Dura presa di posizione di Radicali Italiani contro il regolamento attuativo varato dalla Commissione di Vigilanza per la disciplina delle consultazioni elettorali amministrative regionali, comunali e provinciali.

La denuncia dei radicali è affidata ad una nota di Marco Beltrandi, della direzione nazionale: "Fra gli elementi di illegittimità si segnala per assoluta gravità, la previsione, a partire dalla scadenza del termine della presentazione delle candidature e fino a 48 ore prima del voto, di riservare il 50% del tempo ai partiti politici e alle liste che presentano candidati per le assemblee legislative degli enti politici territoriali, mentre l’altro 50% è riservato alle “coalizioni” che presentano candidati a sindaco di Comune o a Presidenza di provincia o Regione".

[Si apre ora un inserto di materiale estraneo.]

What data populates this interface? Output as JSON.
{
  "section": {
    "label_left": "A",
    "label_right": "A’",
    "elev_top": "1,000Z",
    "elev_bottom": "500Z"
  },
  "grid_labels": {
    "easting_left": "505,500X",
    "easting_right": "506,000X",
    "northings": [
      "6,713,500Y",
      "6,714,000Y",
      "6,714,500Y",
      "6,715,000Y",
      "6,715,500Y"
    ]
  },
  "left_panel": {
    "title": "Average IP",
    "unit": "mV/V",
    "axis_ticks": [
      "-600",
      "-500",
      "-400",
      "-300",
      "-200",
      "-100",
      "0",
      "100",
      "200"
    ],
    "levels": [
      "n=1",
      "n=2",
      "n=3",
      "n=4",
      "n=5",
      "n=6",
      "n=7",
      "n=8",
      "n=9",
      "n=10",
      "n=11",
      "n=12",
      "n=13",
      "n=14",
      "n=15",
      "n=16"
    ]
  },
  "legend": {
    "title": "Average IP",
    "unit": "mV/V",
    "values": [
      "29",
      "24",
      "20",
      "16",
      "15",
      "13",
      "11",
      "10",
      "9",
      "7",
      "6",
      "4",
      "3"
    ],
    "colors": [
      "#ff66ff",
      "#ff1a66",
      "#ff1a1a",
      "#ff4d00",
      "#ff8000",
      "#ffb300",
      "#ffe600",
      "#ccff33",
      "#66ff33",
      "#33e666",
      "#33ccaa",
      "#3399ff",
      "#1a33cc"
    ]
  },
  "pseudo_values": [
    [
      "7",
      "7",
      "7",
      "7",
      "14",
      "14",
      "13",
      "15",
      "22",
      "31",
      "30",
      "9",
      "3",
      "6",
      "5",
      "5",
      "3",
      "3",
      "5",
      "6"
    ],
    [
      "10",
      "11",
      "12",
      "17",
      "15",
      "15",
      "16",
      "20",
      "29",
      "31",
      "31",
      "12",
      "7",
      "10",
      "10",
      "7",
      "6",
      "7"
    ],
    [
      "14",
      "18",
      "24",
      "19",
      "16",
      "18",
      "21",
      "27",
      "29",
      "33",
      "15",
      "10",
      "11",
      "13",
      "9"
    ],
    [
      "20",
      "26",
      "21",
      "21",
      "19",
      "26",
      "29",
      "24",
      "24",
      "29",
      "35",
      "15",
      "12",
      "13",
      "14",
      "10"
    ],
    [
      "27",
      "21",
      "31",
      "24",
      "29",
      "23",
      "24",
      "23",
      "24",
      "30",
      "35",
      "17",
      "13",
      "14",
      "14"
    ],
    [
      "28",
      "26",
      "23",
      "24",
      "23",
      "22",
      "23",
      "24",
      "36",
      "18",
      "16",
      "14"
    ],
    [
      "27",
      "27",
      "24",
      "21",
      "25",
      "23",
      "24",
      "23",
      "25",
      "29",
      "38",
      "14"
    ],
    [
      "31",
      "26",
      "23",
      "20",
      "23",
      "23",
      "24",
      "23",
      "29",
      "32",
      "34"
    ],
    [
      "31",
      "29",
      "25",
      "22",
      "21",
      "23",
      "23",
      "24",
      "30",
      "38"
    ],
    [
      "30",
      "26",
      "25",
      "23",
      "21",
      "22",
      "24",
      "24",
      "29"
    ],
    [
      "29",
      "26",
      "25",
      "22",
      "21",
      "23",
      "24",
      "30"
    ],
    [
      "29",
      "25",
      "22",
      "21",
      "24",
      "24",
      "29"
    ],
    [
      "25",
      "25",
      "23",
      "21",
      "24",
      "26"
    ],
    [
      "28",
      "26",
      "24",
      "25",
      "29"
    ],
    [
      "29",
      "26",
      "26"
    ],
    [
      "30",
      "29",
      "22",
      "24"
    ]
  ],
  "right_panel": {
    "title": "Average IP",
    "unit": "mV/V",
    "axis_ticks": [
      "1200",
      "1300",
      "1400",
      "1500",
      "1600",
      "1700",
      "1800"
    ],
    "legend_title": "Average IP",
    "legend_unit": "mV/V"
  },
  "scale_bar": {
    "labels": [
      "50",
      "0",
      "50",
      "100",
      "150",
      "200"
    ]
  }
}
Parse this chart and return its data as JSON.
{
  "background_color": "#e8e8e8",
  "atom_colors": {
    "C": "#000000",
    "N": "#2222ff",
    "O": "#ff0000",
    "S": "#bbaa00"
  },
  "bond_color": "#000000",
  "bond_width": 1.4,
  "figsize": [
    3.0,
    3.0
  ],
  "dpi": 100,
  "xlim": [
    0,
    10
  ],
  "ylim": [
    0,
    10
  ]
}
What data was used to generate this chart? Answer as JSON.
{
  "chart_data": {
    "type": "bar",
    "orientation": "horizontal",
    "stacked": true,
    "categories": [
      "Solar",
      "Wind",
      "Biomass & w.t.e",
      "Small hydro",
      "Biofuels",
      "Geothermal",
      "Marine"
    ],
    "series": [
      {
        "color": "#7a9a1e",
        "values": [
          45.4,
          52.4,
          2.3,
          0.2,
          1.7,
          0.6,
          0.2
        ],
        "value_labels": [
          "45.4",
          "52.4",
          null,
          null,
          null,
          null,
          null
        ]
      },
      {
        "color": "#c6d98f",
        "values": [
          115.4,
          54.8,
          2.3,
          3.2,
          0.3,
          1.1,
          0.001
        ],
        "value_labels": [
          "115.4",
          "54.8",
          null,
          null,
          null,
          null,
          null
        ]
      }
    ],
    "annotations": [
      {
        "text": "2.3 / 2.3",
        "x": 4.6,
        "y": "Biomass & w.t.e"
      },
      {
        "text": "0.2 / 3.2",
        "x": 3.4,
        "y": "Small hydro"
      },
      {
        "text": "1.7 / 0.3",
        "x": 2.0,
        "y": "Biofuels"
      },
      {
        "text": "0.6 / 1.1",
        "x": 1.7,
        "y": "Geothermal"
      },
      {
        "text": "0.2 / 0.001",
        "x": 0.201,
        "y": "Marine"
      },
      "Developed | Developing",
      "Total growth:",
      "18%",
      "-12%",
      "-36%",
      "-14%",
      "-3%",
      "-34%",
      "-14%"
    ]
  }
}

"Ciò significa - spiega Beltrandi - che qualora una lista unica presenti candidati sia per l’elezione delle assemblee legislative, sia per la presidenza degli enti politici territoriali, si vede per questo automaticamente esclusa dal 50% del tempo della campagna elettorale, senza che la legge 28/2000 preveda alcunchè a riguardo, ed un regolamento di attuazione non può prevedere misure che alterano quanto disposto dalla legge".

"Tali regolamenti - denuncia l'esponente radicale - alterano la competizione elettorale, penalizzando d’ufficio una delle possibilità di presentazione alla competizione elettorale prevista dalla legge vigente".

"Va poi osservato - prosegue Beltrandi - come nella fase che precede la presentazione delle candidature, i regolamenti introducono una ripartizione dei tempi fra soggetti aventi diritto sulla base della consistenza di ciascuno di essi nelle assemblee legislative di riferimento, principio che contrasta con la parità di tempi tra i soggetti aventi diritto prescritta dalla legge 28/2000 ( art.2, commi 1 e 3), come la stessa Vigilanza ha riconosciuto per il periodo non elettorale approvando il relativo nuovo regolamento il 18 dicembre 2002".

"Se parità di tempi deve valere in periodo non elettorale, essa deve valere a maggior ragione in periodo elettorale; tanto più - conclude la nota - che le tribune politiche a cui partecipano soggetti dotati di diverso tempo di parola sono scarsamente fruibili dal pubblico."